The Mowat Centre, a public policy research centre in Toronto, is calling on Canada to become a global energy superpower, not by exporting raw resources but through technological advancement – not a simple matter, the group says.

          Canada’s current approach to energy technology investments is piecemeal and fragmented, the centre says in "Smarter and Stronger: Taking Charge of Canada’s Energy Technology Future." With some exceptions, it says, "governments rely on a mix of short-term and overlapping boutique energy research and development (ER&D) programs. These have a mediocre track record when assessed on the basis of measurable outputs, such as Canada’s (poor) performance in developing new energy technologies." Instead, becoming an energy technology leader should be a concrete policy commitment from both orders of government, and spanning the whole energy system, from supply to end-use.

          The report finds that direct-push policies—that is, directly funding ER&D projects within established priority areas—are the most effective tool for accelerating energy technology development, and that Canada’s current policy mix is severely underutilizing this approach. The present Canadian energy technology policy portfolio, heavily biased toward indirect-push and direct-pull policies, is not suitable for achieving significant improvements in ER&D outputs.
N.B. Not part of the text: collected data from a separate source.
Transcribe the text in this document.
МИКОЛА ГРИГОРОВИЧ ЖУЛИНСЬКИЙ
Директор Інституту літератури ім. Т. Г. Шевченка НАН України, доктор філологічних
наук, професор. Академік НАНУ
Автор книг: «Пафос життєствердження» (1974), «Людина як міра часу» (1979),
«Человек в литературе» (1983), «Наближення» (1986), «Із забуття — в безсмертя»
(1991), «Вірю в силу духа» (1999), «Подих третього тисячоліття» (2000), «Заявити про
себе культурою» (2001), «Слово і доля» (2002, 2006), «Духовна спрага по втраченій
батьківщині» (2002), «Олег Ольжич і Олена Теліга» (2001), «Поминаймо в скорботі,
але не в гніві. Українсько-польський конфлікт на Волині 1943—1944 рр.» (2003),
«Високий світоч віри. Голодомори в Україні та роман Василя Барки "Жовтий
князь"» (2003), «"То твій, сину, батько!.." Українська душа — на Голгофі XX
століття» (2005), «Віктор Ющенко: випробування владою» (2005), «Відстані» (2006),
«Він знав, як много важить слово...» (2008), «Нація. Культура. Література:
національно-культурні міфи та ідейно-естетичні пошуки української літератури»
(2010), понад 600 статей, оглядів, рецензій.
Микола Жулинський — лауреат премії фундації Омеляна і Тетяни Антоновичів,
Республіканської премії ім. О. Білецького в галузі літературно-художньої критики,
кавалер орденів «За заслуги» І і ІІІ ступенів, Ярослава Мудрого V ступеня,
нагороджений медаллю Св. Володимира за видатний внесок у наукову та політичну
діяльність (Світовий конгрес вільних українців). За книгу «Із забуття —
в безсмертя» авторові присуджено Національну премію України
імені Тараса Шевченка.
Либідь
          Among other things, the centre recommends merging the current suite of energy-related programs run through various departments into a federal Department of Energy. That would include moving the federal Canmet labs into the new DOE and ensuring that their mandate fits into the new comprehensive ER&D strategy. The Ontario Ministry of Energy should move away from its "disproportionate" focus on electricity to a system incorporating all energy forms, and make ER&D a foundational pillar in provincial energy policy.

          Canada remains one of the top ER&D funders in the world, the report finds. It is tied with Japan in second place among the International Energy Agency (IEA) peers by ER&D investment intensity (ER&D spending as a share of GDP), after Finland. Unfortunately, such funding is largely short term, and "thinly spread among countless uncoordinated programs that lack useful performance measures and are disconnected from outcomes."

          The Mowat Centre is located at the School of Public Policy & Governance at the University of Toronto.